The story follows a group of ninjas, led by social outcast Lloyd (Dave Franco), as they battle the evil warlord Garmadon (Justin Theroux) in the city of Ninjago. As the story progresses, a larger evil threatens the city and the ninjas are forced to go on a journey to unlock their true potential. Whilst the story itself follows the generic hero’s journey plot, Lego Ninjago makes excellent use of its colourful, dynamic landscapes whilst doing so making it a visually appealing flick. The trouble with Ninjago is that it all feels so familiar and a lot of the humour is tailored toward children rather than the mixture of jokes for age groups in the previous films making it a little disappointing.
Despite the average plot line and disappointing lack of originality, the choreography and action is really nicely shot throughout. The plot is full of action too which does a pretty good job of hiding its weaknesses but when the story slows down, these same weaknesses are exposed and its here that Ninjago fails to deliver.
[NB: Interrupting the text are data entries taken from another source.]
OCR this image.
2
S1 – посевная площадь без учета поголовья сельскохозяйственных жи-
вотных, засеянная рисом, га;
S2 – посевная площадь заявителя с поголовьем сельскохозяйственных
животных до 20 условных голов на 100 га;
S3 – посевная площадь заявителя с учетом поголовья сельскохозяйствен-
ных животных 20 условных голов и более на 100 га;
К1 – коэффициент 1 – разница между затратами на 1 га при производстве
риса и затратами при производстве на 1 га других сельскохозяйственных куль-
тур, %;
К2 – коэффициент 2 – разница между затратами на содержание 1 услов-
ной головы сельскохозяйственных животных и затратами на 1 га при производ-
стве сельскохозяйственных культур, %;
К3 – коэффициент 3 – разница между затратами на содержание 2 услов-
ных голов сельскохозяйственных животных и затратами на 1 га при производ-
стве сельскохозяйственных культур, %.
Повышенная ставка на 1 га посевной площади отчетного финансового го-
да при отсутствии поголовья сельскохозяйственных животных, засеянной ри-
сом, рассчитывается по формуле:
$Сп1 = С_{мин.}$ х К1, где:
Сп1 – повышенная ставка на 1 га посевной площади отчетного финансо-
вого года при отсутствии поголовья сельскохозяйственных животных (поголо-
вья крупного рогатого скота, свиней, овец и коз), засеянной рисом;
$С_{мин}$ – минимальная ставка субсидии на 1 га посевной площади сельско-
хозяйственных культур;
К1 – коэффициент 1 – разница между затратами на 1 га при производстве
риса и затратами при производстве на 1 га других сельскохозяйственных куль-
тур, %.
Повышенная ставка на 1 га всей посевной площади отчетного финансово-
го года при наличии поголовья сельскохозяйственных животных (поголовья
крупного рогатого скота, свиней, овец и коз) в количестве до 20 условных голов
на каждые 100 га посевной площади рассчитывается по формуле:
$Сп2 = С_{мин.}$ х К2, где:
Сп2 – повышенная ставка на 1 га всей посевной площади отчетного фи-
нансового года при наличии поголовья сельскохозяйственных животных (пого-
Kids will love this film though and ultimately that’s the age group Lego Ninjago is aimed at. The decision to reboot the franchise rather than stick to the same characters and plot that worked so well in the TV show is certainly an odd choice given the age group this is trying to entice. In terms of originality, there isn’t much here that hasn’t been done smarter or with better execution in the previous Lego films or in the Ninjago TV series but as a throwaway family feature, Lego Ninjago is an enjoyable, but largely forgettable, experience.